Keister assembles his works from units he casts from molds of the block-like styrofoam packing used for machine or electrical parts. Like Bruce Nauman's plaster impression of the space underneath a table, Keister's works transform absence into solid form. But this is only the beginning. Tailored to fill all available carton space, the styrofoam blocks become oddly reminiscent of pre-Columbian stone monuments once cast. Piled in diverse configurations, his complex bricks evoke an Aztec frieze as easily as the decorative elements on buildings by Le Corbusier or Frank Lloyd Wright.
Keister uses cement to harmonize with the gallery's heavy ceilings, floors and columns. Kan, a narrow border made from repeated three-part units placed along the edges where the floor meets the wall, insinuates itself into its surroundings as unnoticeably as a baseboard. Similarly, Las Grecas, fitted to the large wall facing the entrance to the gallery, consists of 306 white hydrostone panels cast from a six-part original. The resulting 1,836 elements create a textured surface that echoes the decorated walls of Mitla, the great Zapotec site near Oaxaca.
Shrine is a table-like configuration that holds two cactuses. The pattern of light and shadow in the intricately-shaped blocks seems to form a menacing face. The work is related to Brancusi's weathered wood and stone bases, but Keister puts a living plant where Brancusi would have put a sculpture. As vegetation grows out of corpses in the jungle, the Mayans believed that life grows out of death. For Keister, the living plants growing inside his ghostly casts of absent space take on a similar meaning.
In the gallery's rather gloomy, almost threatening light, the plants cast expressive, anthromorphic shadows. A flowering bromeliad in a terracotta pot sits at the top of Ehecatl (even the flowerpot is cast from a styrofoam mold). The bromeliad, a species of jungle plant that grows from trees, has its own tiny reservoir within its leaves. This water element is echoed by the turquoise ceramic tile inlaid in Chac Mool, a horizontal container that holds a snake plant. Mesita, an altarlike piece in the back room, is topped with an earthenware dish full of chilis grown by the artist on his studio roof. Like the bromeliad flower, the chilis are a deep bloody red, a reminder of the sacrificial rituals that were an essential part of pre-Columbian religion.
Three larger airy sculptures made of stacked blocks of colored translucent resin are also included in the show. Bubbles visible within their forms add to the feeling of lightness. Stele (amber) could be a golden standing Mexican god, while watery Columnaquetal is tinted in cooler shades of blue and green. Las Esquinas Emplumadas is the most colorful of all. Assembled from eight-piece units dyed in a rainbow of pastel shades, it covers a window overlooking the Hudson river. As light passes through the transparent material, it seems to glow, as gorgeous as the feathers of a bird of paradise.

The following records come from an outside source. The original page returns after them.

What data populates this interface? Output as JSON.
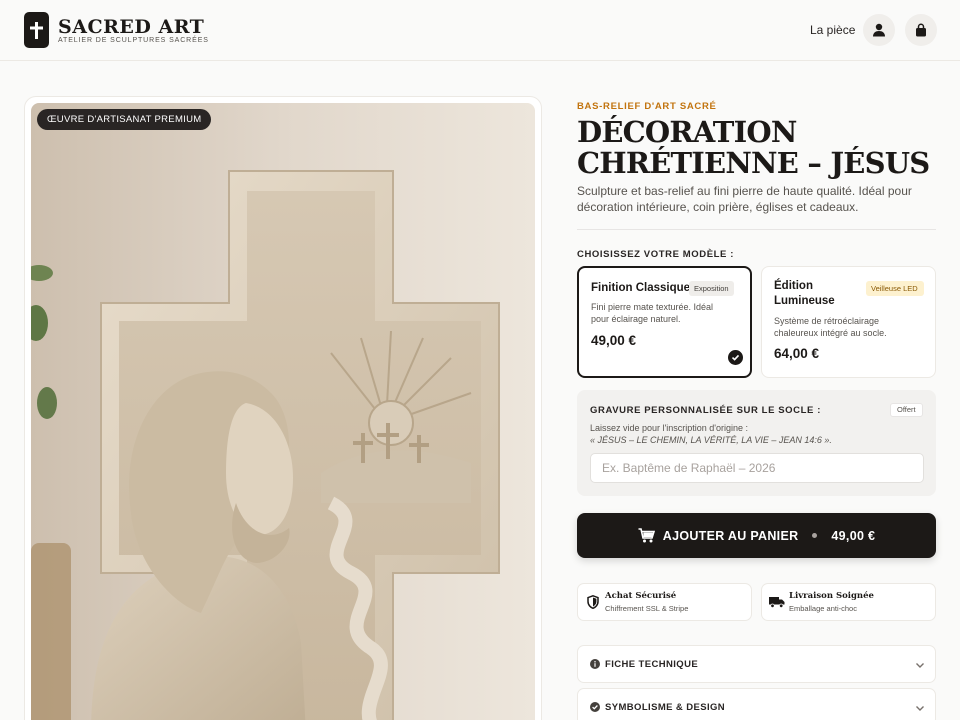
{
  "header": {
    "brand_name": "SACRED ART",
    "brand_tagline": "ATELIER DE SCULPTURES SACRÉES",
    "nav_link": "La pièce",
    "icons": [
      "cross-icon",
      "user-icon",
      "bag-icon"
    ]
  },
  "gallery": {
    "badge": "ŒUVRE D'ARTISANAT PREMIUM"
  },
  "product": {
    "eyebrow": "BAS-RELIEF D'ART SACRÉ",
    "title": "DÉCORATION CHRÉTIENNE – JÉSUS",
    "description": "Sculpture et bas-relief au fini pierre de haute qualité. Idéal pour décoration intérieure, coin prière, églises et cadeaux."
  },
  "model_select": {
    "label": "CHOISISSEZ VOTRE MODÈLE :",
    "options": [
      {
        "name": "Finition Classique",
        "tag": "Exposition",
        "text": "Fini pierre mate texturée. Idéal pour éclairage naturel.",
        "price": "49,00 €",
        "selected": true
      },
      {
        "name": "Édition Lumineuse",
        "tag": "Veilleuse LED",
        "text": "Système de rétroéclairage chaleureux intégré au socle.",
        "price": "64,00 €",
        "selected": false
      }
    ]
  },
  "engraving": {
    "title": "GRAVURE PERSONNALISÉE SUR LE SOCLE :",
    "badge": "Offert",
    "hint_line1": "Laissez vide pour l'inscription d'origine :",
    "hint_quote": "« JÉSUS – LE CHEMIN, LA VÉRITÉ, LA VIE – JEAN 14:6 ».",
    "input_value": "",
    "input_placeholder": "Ex. Baptême de Raphaël – 2026"
  },
  "cart": {
    "label": "AJOUTER AU PANIER",
    "price": "49,00 €"
  },
  "trust": [
    {
      "title": "Achat Sécurisé",
      "subtitle": "Chiffrement SSL & Stripe",
      "icon": "shield-icon"
    },
    {
      "title": "Livraison Soignée",
      "subtitle": "Emballage anti-choc",
      "icon": "truck-icon"
    }
  ],
  "accordion": [
    {
      "label": "FICHE TECHNIQUE",
      "icon": "info-icon",
      "expanded": false
    },
    {
      "label": "SYMBOLISME & DESIGN",
      "icon": "check-circle-icon",
      "expanded": false
    }
  ],
  "colors": {
    "accent": "#c2740f",
    "dark": "#1c1917",
    "background": "#fafaf9",
    "led_tag_bg": "#fdf1cf"
  }
}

Stunning as they are, the resin pieces have a knowing air of postmodern hipness that grates a bit against the stark, ritualistic drama of the heavier work in cement and hydrostone. In the '80s, Keister was known for sculptures made from materials like fur, shells, resin and paint. Hung from the ceiling with transparent thread, they hovered in the air like strange UFOs. He was featured in the 1981 Whitney Biennial, had solo exhibitions at Gagosian in Los Angeles in 1982 and at Blum-Helman Warehouse in New York in 1986 and 1988, and then did not have another one person show until 1996, also at Bill Maynes. As Keister continues to reinvent his work, art historical sophistication is beginning to give way to something the pre-Columbian artists knew very well: the un-self-conscious power of functional objects made to serve a passionate belief.
ELISABETH KLEY is an artist who writes on art.